Police Recommend Indicting Netanyahu in Case 4000

YERUSHALAYIM
Prime Minister Binyamin Netanyahu. (Tomer Neuberg/Flash90)

Israeli police on Sunday recommended indicting Prime Minister Binyamin Netanyahu on bribery charges related in Case 4000.

Police say their investigation has established an evidence-based foundation to charge Netanyahu and his wife Sara with accepting bribes, fraud and breach of trust. The case revolves around suspicions that confidants of Netanyahu promoted regulations worth hundreds of millions of dollars to the Bezeq telecom company in exchange for positive coverage of the prime minister on Bezeq’s subsidiary news website, Walla.

Police have already recommended indicting Netanyahu on corruption charges in two other cases.

Attorney General Avichai Mandelblit has given his permission for the publication, according to media reports.

Case 4000, the most serious of the corruption investigations against the prime minister, rests on two premises.

The first premise is that Netanyahu fired Communications Ministry director-general Avi Berger and hired his loyalist and ex-campaign manager Shlomo Filber in order to ensure a government policy improperly favored Bezeq owner Shaul Elovitch.

The second premise is that in exchange for the positive treatment to Bezeq, Netanyahu and his wife directed Bezeq’s online news site Walla to give him favorable coverage. This was arranged through Elovitch, his wife, Nir Chefetz, and some of Elovitch’s top Walla employees.

In a joint statement with the Israel Securities Authority, police said they also found sufficient evidence to charge Bezeq’s controlling shareholder with bribery as well as other officials at the company.

“The main suspicion is that the prime minister took bribes and acted in a conflict of interest by intervening and making regulatory decision[s] that favor Shaul Elovitch and Bezeq, and in parallel demanded directly and indirectly to interfere with content of the Walla website in a way that would benefit him,” the statement said.

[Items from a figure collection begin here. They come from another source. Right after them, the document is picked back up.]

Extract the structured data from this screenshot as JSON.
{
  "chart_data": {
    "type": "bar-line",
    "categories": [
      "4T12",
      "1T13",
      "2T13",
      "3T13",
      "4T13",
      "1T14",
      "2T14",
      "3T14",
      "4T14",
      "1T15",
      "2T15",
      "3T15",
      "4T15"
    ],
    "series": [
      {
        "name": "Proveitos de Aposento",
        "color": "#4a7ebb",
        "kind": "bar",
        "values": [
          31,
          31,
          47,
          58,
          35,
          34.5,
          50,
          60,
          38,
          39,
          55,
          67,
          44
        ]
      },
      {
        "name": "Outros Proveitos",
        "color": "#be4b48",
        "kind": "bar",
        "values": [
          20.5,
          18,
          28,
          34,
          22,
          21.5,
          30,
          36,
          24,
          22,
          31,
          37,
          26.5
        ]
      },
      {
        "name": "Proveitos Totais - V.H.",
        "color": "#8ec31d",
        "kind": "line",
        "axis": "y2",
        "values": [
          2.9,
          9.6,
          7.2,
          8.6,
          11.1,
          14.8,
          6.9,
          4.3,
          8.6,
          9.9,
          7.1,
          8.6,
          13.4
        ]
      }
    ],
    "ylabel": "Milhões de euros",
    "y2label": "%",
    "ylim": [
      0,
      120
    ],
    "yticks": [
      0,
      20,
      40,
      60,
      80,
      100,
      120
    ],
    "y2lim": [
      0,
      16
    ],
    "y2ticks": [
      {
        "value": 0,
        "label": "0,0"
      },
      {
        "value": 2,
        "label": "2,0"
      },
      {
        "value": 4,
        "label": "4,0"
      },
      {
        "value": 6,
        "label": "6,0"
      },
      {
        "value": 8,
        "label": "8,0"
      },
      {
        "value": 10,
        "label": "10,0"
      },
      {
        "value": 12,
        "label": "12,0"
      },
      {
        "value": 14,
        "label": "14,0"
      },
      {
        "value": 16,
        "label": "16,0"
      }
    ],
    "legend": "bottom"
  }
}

In the course of the investigation, the police wrote, which took place between February 2018 and November 2018, 13 suspects were interrogated under suspicion, some of them suspected of being involved in the bribery mechanism and some of them of assisting bribery offenses. Some of the suspects were detained for various periods according to the needs of the interrogation.

Testimonies of 60 witnesses were collected (176 notices), an investigation was conducted outside Israel, and many investigative materials, including recordings and documents, collected assets and funds designated for forfeiture, were seized from among those involved in the affair, in an amount estimated at NIS 118 million.

If true, this would constitute bribery as Netanyahu worked to set government policies that would increase monetary profits for Elovitch in exchange for positive media coverage.

In a statement shortly after the police recommendations, Netanyahu said that “the police’s recommendations regarding me and my wife are not surprising, nor is the transparent timing of their publication. These recommendations were set and leaked before the investigations even began. Police recommendations have no legal status.

“Only recently, the authorities have rejected the police recommendations against a series of public figures. I am sure that even in this case authorities, after examining the matter, will reach the same conclusion – that there was nothing because there is nothing.”